The embedding space learns the full data distribution, including edge cases and outliers. The predictor trains only on high-quality labels, avoiding noise.

Why This Works: The Mathematics

Without background data:

Embedding space learns: f(5K labeled features) → embedding
Predictor learns: g(embedding) → outcome

Coverage: Only the 5K-row region of feature space
New data outside this region: extrapolation (dangerous)

With background data:

Embedding space learns: f(100K all features) → embedding
Predictor learns: g(embedding) → outcome

Coverage: The FULL 100K-row region of feature space
New data matching unlabeled patterns: interpolation (safe)

The Foundational Model transforms what would be extrapolation (predicting outside training distribution) into interpolation (predicting within a known region of embedding space).

Practical Patterns

Pattern 1: Stratified Sampling for Large Datasets

# Problem: 1M rows is too much for predictor training
# Solution: Foundational Model sees all 1M, Predictor trains on stratified sample

from sklearn.model_selection import train_test_split

df = pd.read_csv('huge_dataset.csv')  # 1M rows

# Stratified sample for predictor
_, sample_df = train_test_split(
    df,
    train_size=0.9,  # Keep 10% for predictor training
    stratify=df['target'],
    random_state=42
)

df['__featrix_train_predictor'] = df.index.isin(sample_df.index)

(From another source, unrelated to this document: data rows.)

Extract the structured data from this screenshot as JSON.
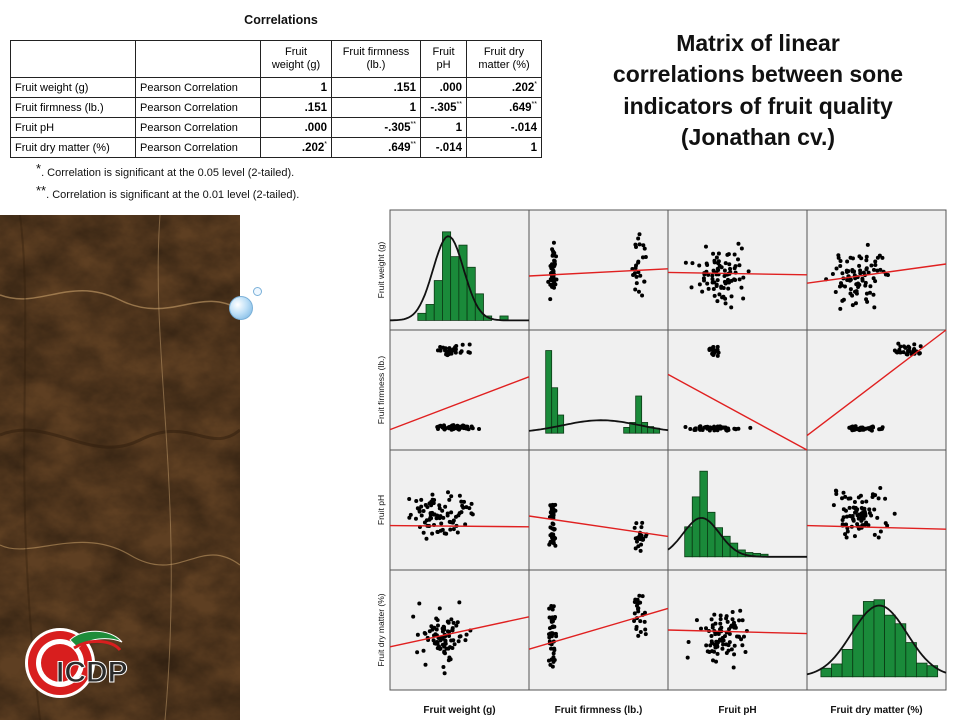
{
  "table": {
    "title": "Correlations",
    "headers": [
      [
        "Fruit",
        "weight (g)"
      ],
      [
        "Fruit firmness",
        "(lb.)"
      ],
      [
        "Fruit",
        "pH"
      ],
      [
        "Fruit dry",
        "matter (%)"
      ]
    ],
    "rows": [
      {
        "label": "Fruit weight (g)",
        "type": "Pearson Correlation",
        "cells": [
          {
            "v": "1",
            "s": ""
          },
          {
            "v": ".151",
            "s": ""
          },
          {
            "v": ".000",
            "s": ""
          },
          {
            "v": ".202",
            "s": "*"
          }
        ]
      },
      {
        "label": "Fruit firmness (lb.)",
        "type": "Pearson Correlation",
        "cells": [
          {
            "v": ".151",
            "s": ""
          },
          {
            "v": "1",
            "s": ""
          },
          {
            "v": "-.305",
            "s": "**"
          },
          {
            "v": ".649",
            "s": "**"
          }
        ]
      },
      {
        "label": "Fruit pH",
        "type": "Pearson Correlation",
        "cells": [
          {
            "v": ".000",
            "s": ""
          },
          {
            "v": "-.305",
            "s": "**"
          },
          {
            "v": "1",
            "s": ""
          },
          {
            "v": "-.014",
            "s": ""
          }
        ]
      },
      {
        "label": "Fruit dry matter (%)",
        "type": "Pearson Correlation",
        "cells": [
          {
            "v": ".202",
            "s": "*"
          },
          {
            "v": ".649",
            "s": "**"
          },
          {
            "v": "-.014",
            "s": ""
          },
          {
            "v": "1",
            "s": ""
          }
        ]
      }
    ],
    "footnotes": [
      {
        "mark": "*",
        "text": ". Correlation is significant at the 0.05 level (2-tailed)."
      },
      {
        "mark": "**",
        "text": ". Correlation is significant at the 0.01 level (2-tailed)."
      }
    ]
  },
  "slide_title_lines": [
    "Matrix of linear",
    "correlations between sone",
    "indicators of fruit quality",
    "(Jonathan cv.)"
  ],
  "logo": {
    "text": "ICDP"
  },
  "matrix": {
    "variables": [
      "Fruit weight (g)",
      "Fruit firmness (lb.)",
      "Fruit pH",
      "Fruit dry matter (%)"
    ],
    "colors": {
      "bar": "#1a8a3a",
      "fit": "#e02020",
      "point": "#000000",
      "panel": "#f0f0f0"
    }
  }
}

Pattern 2: Rare Event Detection

# Problem: Fraud is 0.1% of data
# Solution: Foundational Model learns normal patterns, Predictor focuses on fraud

df['__featrix_train_predictor'] = df['is_fraud'] | (df.index % 100 == 0)
# All fraud cases + 1% of normal cases for balance

# Foundational Model: Understands what "normal" looks like from ALL data
# Predictor: Learns to distinguish fraud from normal
# Result: Better at detecting anomalies because it truly understands normal

Pattern 3: Cross-Validation with Shared Embedding Space

from sklearn.model_selection import KFold

kf = KFold(n_splits=5, shuffle=True, random_state=42)

for fold, (train_idx, val_idx) in enumerate(kf.split(df)):
    df_fold = df.copy()
    df_fold['__featrix_train_predictor'] = df_fold.index.isin(train_idx)

    # Same Foundational Model for all folds
    # Different predictor training splits
    # Validation on held-out fold

The Bottom Line

Traditional ML wastes most of your data. Featrix uses all of it.

  • One positive example? Find similar records with similarity search.
  • 5% labeled? The other 95% improves your embedding space.
  • Recent labels only? Historical data still shapes the model.
  • Messy labels? Train predictor on clean subset, embedding on everything.

Your unlabeled data isn't useless—it's the foundation that makes your predictions better.